« Bruits de couloir » : les graffiti du couloir des théâtres de Pompéi, du corpus épigraphique à l'approche anthropologique d'un espace public
Louis Autin  1@  , Eloïse Letellier-Taillefer  1@  , Marie-Adeline Le Guennec  2@  
1 : Rome et ses Renaissances : Art, archéologie, littérature, philosophie
Sorbonne Université
2 : Université du Québec à Montréal = University of Québec in Montréal

Dans le cadre de nouvelles recherches en cours sur les deux théâtres de Pompéi – le grand théâtre en plein air et le petit théâtre couvert – le projet « Bruits de couloir » (Sorbonne Université/ISAntiq – Université du Québec à Montréal – École française de Rome), entamé sur le terrain en 2022, a entrepris l'étude globale et pluridisciplinaire d'un exceptionnel corpus de graffiti antiques. Incisées dans l'enduit peint des deux murs du grand couloir d'accès aux deux théâtres (VIII 7, 20), 273 inscriptions textuelles et figurées, accumulées et souvent enchevêtrées, encore pour une bonne partie lisibles in situ, malgré la dégradation progressive des parois, conservent des échos de la vie quotidienne de cet espace, depuis la fin de la République et probablement jusqu'aux derniers jours de Pompéi. Nous en proposons une relecture non plus fragmentée, à l'instar des entreprises de catalogage épigraphique qui nous ont précédés, mais globale et spatialisée, pour interroger le fonctionnement de cet espace public comme un espace vécu : lieu fonctionnel et de passage, mais aussi, comme le révèlent ces inscriptions, espace de séjour, de communication et d'échanges.

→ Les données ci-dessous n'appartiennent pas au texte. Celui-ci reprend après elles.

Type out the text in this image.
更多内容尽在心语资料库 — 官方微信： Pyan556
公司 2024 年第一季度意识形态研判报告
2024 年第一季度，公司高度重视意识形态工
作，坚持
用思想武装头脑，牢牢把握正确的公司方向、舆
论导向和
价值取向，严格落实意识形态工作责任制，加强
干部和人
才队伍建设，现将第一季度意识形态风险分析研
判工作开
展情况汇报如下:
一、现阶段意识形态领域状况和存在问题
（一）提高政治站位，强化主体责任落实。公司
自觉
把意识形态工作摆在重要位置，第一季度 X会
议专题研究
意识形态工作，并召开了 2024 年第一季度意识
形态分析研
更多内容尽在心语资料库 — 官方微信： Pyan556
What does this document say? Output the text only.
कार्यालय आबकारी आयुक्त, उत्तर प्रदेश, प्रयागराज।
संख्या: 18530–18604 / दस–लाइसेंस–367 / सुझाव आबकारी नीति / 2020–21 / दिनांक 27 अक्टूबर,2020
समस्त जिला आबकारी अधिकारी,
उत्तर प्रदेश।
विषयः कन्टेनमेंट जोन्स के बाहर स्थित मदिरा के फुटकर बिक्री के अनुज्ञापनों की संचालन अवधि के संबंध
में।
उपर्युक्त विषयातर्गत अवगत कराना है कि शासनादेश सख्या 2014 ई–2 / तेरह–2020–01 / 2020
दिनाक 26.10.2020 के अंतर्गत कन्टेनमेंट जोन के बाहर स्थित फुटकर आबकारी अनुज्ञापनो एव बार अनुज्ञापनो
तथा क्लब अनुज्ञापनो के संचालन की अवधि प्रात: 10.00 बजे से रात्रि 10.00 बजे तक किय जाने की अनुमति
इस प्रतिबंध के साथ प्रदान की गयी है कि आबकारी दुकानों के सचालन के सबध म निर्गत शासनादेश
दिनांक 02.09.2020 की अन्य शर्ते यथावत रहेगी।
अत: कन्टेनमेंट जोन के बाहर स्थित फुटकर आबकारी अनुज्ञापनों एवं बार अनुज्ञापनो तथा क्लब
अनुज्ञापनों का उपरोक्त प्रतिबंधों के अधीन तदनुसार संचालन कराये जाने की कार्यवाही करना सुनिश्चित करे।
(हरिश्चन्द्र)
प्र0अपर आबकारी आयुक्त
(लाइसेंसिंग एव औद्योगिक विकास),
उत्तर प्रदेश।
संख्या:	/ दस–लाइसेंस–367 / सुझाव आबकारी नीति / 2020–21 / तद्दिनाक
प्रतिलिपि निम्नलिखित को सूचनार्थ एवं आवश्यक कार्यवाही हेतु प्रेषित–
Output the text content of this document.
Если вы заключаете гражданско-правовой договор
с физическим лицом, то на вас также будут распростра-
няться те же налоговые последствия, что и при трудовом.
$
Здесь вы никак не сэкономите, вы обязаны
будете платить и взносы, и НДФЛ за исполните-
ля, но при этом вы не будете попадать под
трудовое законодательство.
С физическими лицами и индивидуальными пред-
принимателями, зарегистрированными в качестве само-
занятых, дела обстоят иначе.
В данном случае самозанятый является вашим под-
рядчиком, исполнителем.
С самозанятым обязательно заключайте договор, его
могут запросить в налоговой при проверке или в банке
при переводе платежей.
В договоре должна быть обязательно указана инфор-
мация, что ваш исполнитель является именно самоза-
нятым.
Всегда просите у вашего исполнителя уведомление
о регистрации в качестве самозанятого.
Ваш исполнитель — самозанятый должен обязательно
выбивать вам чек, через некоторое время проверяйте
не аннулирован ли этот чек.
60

Après une présentation du dossier et de la méthodologie, nous reviendrons par plusieurs études de cas sur ce que ces graffiti disent d'un lieu fortement intégré dans le quartier des théâtres, mais aux fonctions multiples dans l'espace urbain. Nous nous interrogerons ainsi sur l'accès permanent à cet espace, en croisant l'étude du bâti et l'apport des inscriptions textuelles, dont plusieurs associent des indices de séjour (habitare) à des déictiques de proximité (hic). Il s'agira ici d'analyser la fonction de ce lieu à la lumière du statut particulier dont jouissaient les deux théâtres proches, qui, comme tous les théâtres du monde romain, devaient demeurer accessibles à tous, au-delà des seuls moments festifs qu'ils accueillaient. Nous envisagerons ensuite les apports de ce corpus à l'histoire « par en bas » (from below), à la lumière des problématiques relatives aux sociabilités ordinaires et à la culture populaire (et à son rapport dialectique à la culture légitime) qu'il engage. Ce faisant, nous nous focaliserons sur le profil des usagers du couloir. Il est certes impossible de déterminer à quel point ceux-ci se confondent avec les usagers des théâtres eux-mêmes, eu égard à l'absence d'allusions claires aux activités théâtrales et aux limites patentes de l'approche prosopographique appliquée à notre corpus. En revanche une lecture anthropologique de ce dernier révèle l'importance de l'univers mental des spectacles en général dans le choix des thèmes des graffiti figurés aussi bien que textuels par les scripteurs.